Feedforward NN's are only useful to a very narrow* set of problems (*-> compared to 'all' problems out there).
Recurrent networks are needed for stateful operation, i.e. where some kind of memory is needed (in any case where the input is spread across some time or the sequence of data is important). And learning in recurrent nets is in very early stages unfortunately.
They are universal function approximators, which means they can map any set of input values to any set of output values. Of course to do this sometimes requires rote memorization of every possible input and it's output, rather than generalizing the function with a few parameters.
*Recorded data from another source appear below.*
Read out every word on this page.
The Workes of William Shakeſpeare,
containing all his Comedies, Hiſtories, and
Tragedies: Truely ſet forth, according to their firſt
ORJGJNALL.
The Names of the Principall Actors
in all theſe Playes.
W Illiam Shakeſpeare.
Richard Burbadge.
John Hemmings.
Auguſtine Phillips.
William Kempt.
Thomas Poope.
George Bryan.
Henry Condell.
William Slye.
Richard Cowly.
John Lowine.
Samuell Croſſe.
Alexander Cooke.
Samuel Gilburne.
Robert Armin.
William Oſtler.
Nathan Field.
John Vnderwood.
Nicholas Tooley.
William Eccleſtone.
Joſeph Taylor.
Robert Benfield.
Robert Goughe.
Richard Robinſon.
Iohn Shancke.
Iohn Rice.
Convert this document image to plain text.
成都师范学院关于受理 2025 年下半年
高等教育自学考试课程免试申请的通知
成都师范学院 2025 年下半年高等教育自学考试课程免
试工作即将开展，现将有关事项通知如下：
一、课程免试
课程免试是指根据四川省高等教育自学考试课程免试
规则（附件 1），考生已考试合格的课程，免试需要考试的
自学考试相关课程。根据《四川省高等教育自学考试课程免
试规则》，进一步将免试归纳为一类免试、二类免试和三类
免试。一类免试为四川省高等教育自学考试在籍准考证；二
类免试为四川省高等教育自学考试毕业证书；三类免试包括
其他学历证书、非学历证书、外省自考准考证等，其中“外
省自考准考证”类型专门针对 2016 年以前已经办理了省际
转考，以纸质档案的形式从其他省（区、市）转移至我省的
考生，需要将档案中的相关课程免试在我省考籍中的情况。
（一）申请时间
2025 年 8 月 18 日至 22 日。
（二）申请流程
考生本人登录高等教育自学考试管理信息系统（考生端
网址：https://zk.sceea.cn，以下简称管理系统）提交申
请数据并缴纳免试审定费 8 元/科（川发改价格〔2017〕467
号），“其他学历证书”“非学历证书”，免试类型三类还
Adding more layers improves on this and allows you to make functions that compose multiple smaller functions. The problem with this is the nonlinearities cause the gradients to explode or vanish after a few layers. So the amount of computing power required to train them is huge.
Recurrent NNs had the same problem since they are equivalent to a very deep feed forward network; where every layer is a time step and the weights between every layer are the same.
But the invention of Long Short Term Memory has made training RNNs practical. Basically, as I understand it, some connections do not use nonlinearities so the gradients don't explode or vanish.
Recurrent networks are needed for stateful operation, i.e. where some kind of memory is needed (in any case where the input is spread across some time or the sequence of data is important). And learning in recurrent nets is in very early stages unfortunately.